Я начал приглядываться к тому, кто носил сапоги, решив, что он здесь главный. Каждый раз, когда этот гад оказывался в зоне видимости, я норовил с ним подружиться. Техника у меня еще хромала, но я старался как мог: с энтузиазмом махал хвостом и повизгивал от восторга; мне даже казалось, что я делаю определенные успехи. Под малопривлекательной внешностью, надеялся я, у него скрывается добрая душа, которая в конце концов воспылает любовью ко мне. Увы, душа оказалась еще хуже, чем наружность. Думаю, вам приходилось слышать, как жизнь называют грязной, жестокой и чересчур короткой. Все это в точности относилось и к хозяину дома. И сапогами своими он орудовал не в меру ретиво, отчего у меня по сей день сохранилось глубокое недоверие к человеческим ногам.
Но вот в один прекрасный день он впервые выпустил меня из сарая, и я решил было, что вот сейчас-то моя жизнь изменится к лучшему. Я ожидал по меньшей мере приятной прогулки, а возможно, даже экскурсии по моему новому дому и праздничного обеда в честь вхождения в семью. Ах этот глупый юношеский оптимизм!

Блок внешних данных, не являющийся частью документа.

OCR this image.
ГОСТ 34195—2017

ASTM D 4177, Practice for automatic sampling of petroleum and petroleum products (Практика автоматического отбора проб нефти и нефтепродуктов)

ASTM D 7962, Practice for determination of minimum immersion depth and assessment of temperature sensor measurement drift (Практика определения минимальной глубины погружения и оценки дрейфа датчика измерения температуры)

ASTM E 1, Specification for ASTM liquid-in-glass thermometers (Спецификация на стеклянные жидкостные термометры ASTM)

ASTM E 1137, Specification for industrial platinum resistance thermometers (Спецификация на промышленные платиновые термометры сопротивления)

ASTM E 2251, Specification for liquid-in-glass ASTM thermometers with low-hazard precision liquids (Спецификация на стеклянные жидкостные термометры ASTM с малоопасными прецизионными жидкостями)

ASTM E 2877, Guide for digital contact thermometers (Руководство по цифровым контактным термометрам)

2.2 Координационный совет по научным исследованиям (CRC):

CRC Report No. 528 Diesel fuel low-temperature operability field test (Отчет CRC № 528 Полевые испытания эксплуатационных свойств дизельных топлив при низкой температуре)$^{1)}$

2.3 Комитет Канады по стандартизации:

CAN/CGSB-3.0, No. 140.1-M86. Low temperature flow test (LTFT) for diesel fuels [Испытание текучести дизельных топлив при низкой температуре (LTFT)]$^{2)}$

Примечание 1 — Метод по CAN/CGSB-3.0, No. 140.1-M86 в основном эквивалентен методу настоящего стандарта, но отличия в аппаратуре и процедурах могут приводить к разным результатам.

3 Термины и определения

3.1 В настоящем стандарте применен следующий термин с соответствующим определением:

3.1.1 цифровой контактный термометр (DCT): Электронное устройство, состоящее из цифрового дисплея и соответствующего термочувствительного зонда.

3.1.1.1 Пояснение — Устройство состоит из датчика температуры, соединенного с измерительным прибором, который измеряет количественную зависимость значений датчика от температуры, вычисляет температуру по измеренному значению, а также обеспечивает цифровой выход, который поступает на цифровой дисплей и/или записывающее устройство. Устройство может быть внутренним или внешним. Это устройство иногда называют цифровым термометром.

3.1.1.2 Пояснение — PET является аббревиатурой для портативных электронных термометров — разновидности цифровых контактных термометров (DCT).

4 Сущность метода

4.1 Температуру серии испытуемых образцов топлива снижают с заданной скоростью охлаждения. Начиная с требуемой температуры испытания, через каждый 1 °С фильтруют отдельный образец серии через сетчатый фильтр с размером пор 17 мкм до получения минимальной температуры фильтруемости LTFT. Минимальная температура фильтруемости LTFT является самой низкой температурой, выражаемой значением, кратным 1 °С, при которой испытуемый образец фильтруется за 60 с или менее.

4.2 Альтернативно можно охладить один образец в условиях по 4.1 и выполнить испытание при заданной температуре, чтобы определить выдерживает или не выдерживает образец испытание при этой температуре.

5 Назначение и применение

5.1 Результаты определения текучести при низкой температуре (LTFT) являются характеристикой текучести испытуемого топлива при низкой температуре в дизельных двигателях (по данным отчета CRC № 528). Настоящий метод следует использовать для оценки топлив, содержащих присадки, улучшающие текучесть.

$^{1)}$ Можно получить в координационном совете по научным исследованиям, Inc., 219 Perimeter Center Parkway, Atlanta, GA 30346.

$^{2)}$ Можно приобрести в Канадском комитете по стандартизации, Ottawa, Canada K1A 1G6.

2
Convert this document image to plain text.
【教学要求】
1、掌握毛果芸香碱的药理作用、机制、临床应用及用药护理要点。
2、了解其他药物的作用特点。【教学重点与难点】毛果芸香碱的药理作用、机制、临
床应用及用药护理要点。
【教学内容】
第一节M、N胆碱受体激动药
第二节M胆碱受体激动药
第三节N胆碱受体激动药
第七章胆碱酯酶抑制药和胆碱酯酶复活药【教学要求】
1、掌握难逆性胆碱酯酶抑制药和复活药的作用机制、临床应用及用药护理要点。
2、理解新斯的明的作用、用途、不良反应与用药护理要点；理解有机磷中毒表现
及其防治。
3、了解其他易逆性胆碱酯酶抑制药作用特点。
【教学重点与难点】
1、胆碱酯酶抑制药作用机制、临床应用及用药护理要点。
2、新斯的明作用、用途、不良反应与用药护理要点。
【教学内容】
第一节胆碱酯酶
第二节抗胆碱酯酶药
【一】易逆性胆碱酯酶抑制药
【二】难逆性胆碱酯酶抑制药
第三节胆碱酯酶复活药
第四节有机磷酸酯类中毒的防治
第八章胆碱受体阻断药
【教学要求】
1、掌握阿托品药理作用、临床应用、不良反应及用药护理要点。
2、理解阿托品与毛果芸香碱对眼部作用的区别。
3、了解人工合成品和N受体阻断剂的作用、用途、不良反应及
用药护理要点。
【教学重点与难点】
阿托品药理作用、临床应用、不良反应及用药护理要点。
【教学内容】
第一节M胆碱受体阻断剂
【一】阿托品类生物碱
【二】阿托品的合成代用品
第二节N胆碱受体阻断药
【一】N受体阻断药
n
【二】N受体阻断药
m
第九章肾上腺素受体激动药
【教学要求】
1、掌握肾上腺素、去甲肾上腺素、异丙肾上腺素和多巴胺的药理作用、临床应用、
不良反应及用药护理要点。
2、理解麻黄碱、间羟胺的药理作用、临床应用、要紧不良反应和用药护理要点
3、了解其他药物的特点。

Человек в сапогах привел меня в самый запущенный уголок сада, засаженный сорняками, с ржавыми канистрами и парой древних шин от трактора, проворно надел мне на шею петлю, привязал другой конец веревки к стволу платана, отошел в сторонку и уставился на меня. Вы когда-нибудь видели, как человек в мясной лавке пристально изучает витрину, не в силах сделать выбор между бараньей ножкой и говяжьей лопаткой? Вот в такой же глубокой задумчивости смотрел на меня хозяин дома. Я немного попрыгал на месте, изображая невинное веселье, едва не удавился петлей, после чего успокоился и уселся в пыль. Теперь мы глядели друг на друга. Он жевал ус. Я на всякий случай жалобно тявкнул. Он недовольно промычал что-то, отвернулся и ушел в дом. И чего после этого стоят все разговоры о мистической связи между человеком и его собакой?
Так и прошел остаток лета: я сидел на привязи, скучал, плохо питался, и единственным доступным мне удобством была густая тень от платана. Время от времени он приходил и так же оценивающе меня осматривал — этим исчерпывались все мои развлечения. Я много лаял, чтобы хоть чем-нибудь заняться, и изучал жизнь муравьев. Забавные они ребята, я и сейчас люблю за ними понаблюдать. Вечно бегают туда-сюда, почему-то всегда по трое, и смотрят прямо перед собой. Говорят, в больших городах происходит то же самое: сначала миллионы людей бегут из одной норки в другую, а потом так же дружно возвращаются обратно. Странный способ проживать жизнь, но, видимо, так уж они устроены.